Работавший на ферме герр Ховлиц становился всё более встревоженным.

   — Не понимаю, почему вы не уходите в отставку, — упрекнул он Феликса.

   — Я и сам не понимаю почему. Но они не заставят меня уйти в отставку, и я не уйду.

Это была правда. В своём заявлении городской совет с сожалением сообщал, что статус Гевандхаузской ассоциации не предусматривал подобную ситуацию, и поэтому было бы незаконным, если бы совет попечителей освободил герра директора от его высокого поста. «Несомненно, однако, — добавлял Мюллер с елейным порицанием, — что он увидит свою непригодность и уйдёт по собственному желанию».

Но тем не менее герр директор не видел или не хотел видеть свою непригодность и безнадёжность своего положения, и герр Ховлиц с каждым днём становился всё удручённее.

   — Пожалуйста, Феликс, уйдите в отставку, — убеждал он. — Ваше упрямство может толкнуть Крюгера на какой-нибудь отчаянный поступок. Вы подвергаете опасности не только себя, но и многих невинных людей. Помните, этот человек сумасшедший, он способен на любое безумие.

Феликс кивнул.

   — Вы правы, — признал он вескость аргументов банкира.

Однако каждое утро, подобно выбившемуся из сил боксёру — экс-чемпиону, выходящему, спотыкаясь, на ринг при звуке гонга, он возвращался в Лейпциг, оставляя на ферме дрожащую, бледную Сесиль. Его голова раскалывалась от боли, а в ушах звенели предупреждения герра Ховлица.

Сесиль тоже доставляла ему боль, но иначе. Своим молчанием, беспрекословным повиновением и признаками собственного страдания. В отличие от банкира, она не делала попыток показать мужу безрассудность его поведён ид. Вместо этого она чувствовала, что каким-то потаённым уголком мозга восхищается его бесполезным мужеством, как можно восторгаться галантным, но тщетным жестом. Но она жила в неослабевающем страхе перед тем, что может с ним случиться. Сесиль понимала, что он близок к пределу морального и физического истощения, и с отчаянием наблюдала, как Феликс расходует последние резервы сил и нервной энергии. Временами она почти ненавидела его за то, что он любил свой долг больше, чем её. «Разве он меня совсем не любит? — рыдая, спрашивала она герра Ховлица. — Разве ему всё равно, что я чувствую и что будет со мной, если с ним что-нибудь случится?»

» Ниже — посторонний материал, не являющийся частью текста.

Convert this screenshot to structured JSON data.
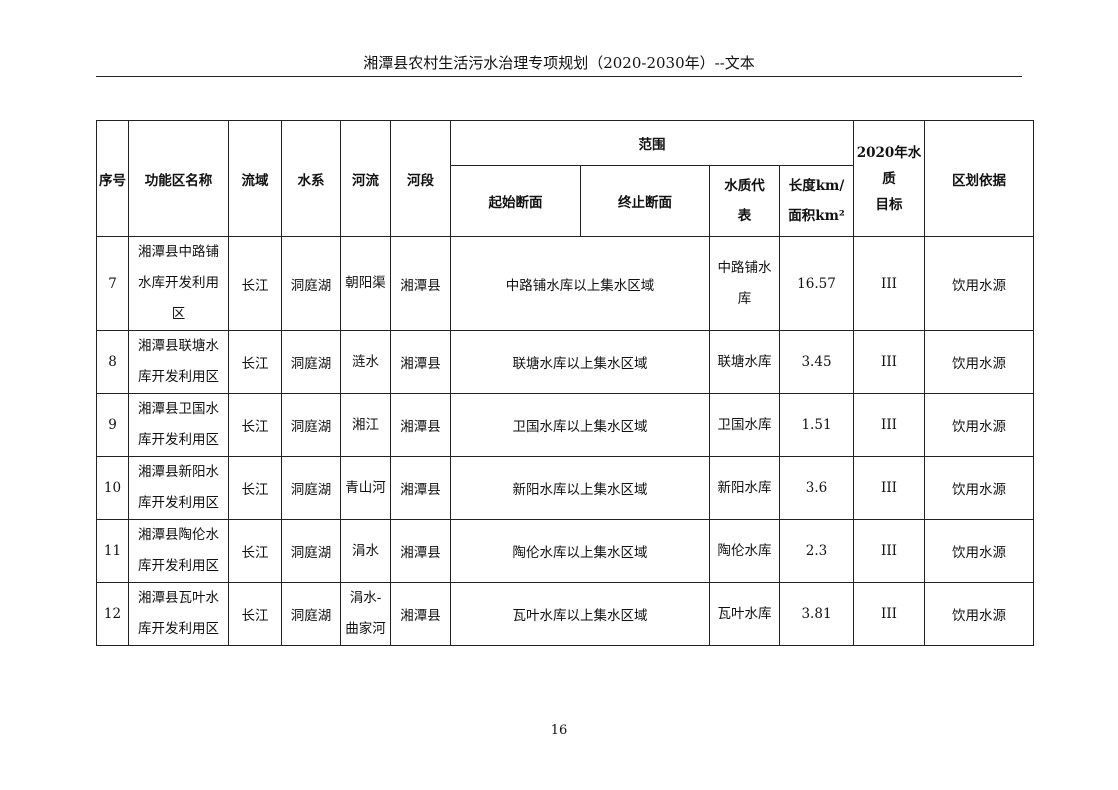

Её силы были подорваны, и Феликс понимал это. Вид её прелестного личика, искажённого страданием и страхом, вызывал у него приступы самобичевания. Он не разрешил ей встречать его вечером у Гевандхауза, но не мог запретить ей, полузамерзшей и осунувшейся, ждать его у дороги.

   — Силетт, моя бедная Силетт, — пробормотал он однажды, когда подсаживал Сесиль на сиденье экипажа и закутывал её плечи в свой плащ, — что я сделал с тобой! Я не должен был никогда втягивать тебя в это дело.

Она подняла на него голубые глаза.

   — Я бы стала ненавидеть себя, если бы ты этого не сделал, — сказала она, улыбаясь, с любовью и облегчением оттого, что по крайней мере на несколько часов он был в безопасности и она находилась в его объятиях.

Так прошла неделя, показавшаяся им вечностью. Ледяной февральский ветер не унимался. Он всё дул и дул долгими, свистящими, сводящими с ума порывами на усыпанные снегом крыши фермы, прорываясь сквозь голые деревья, расшатывая ставни, наметая снежные сугробы под двери, гудя в печных трубах в бессмысленной, монотонной ярости.

Вечерние репетиции всё ещё проводились, но на певцов напало угрюмое беспокойство. Почему они всё ещё продолжали приходить, было для Феликса загадкой. Их вера иссякла, они знали, что «предприятие» обречено на неудачу, раскачиваясь, как смертельно подрубленное дерево перед тем, как упасть. Однако они приходили из какой-то непонятной преданности, которую не могли объяснить самим себе, как солдаты, собирающиеся вокруг генерала, который вёл их к поражению.

Их чувства по отношению к Феликсу были сложными. На самом деле им было всё равно, что произошло в Дрездене. Если его жена была согласна простить и забыть, они были готовы сделать то же. Несомненно, он был жертвой заговора, и им было его жалко. Но жертвы не побеждают, а навлекают несчастья на головы их последователей. С болью в сердце они решили, что ошиблись, поверив в него. Когда придёт возмездие, оно тяжелее всего ударит по ним. Они боялись, и, поскольку больше не верили в окончательный успех, их исполнение ухудшилось. Ожидая роспуска, они больше не старались.

Уныние повисло над репетиционным залом, всего несколько дней назад бывшим таким оживлённым.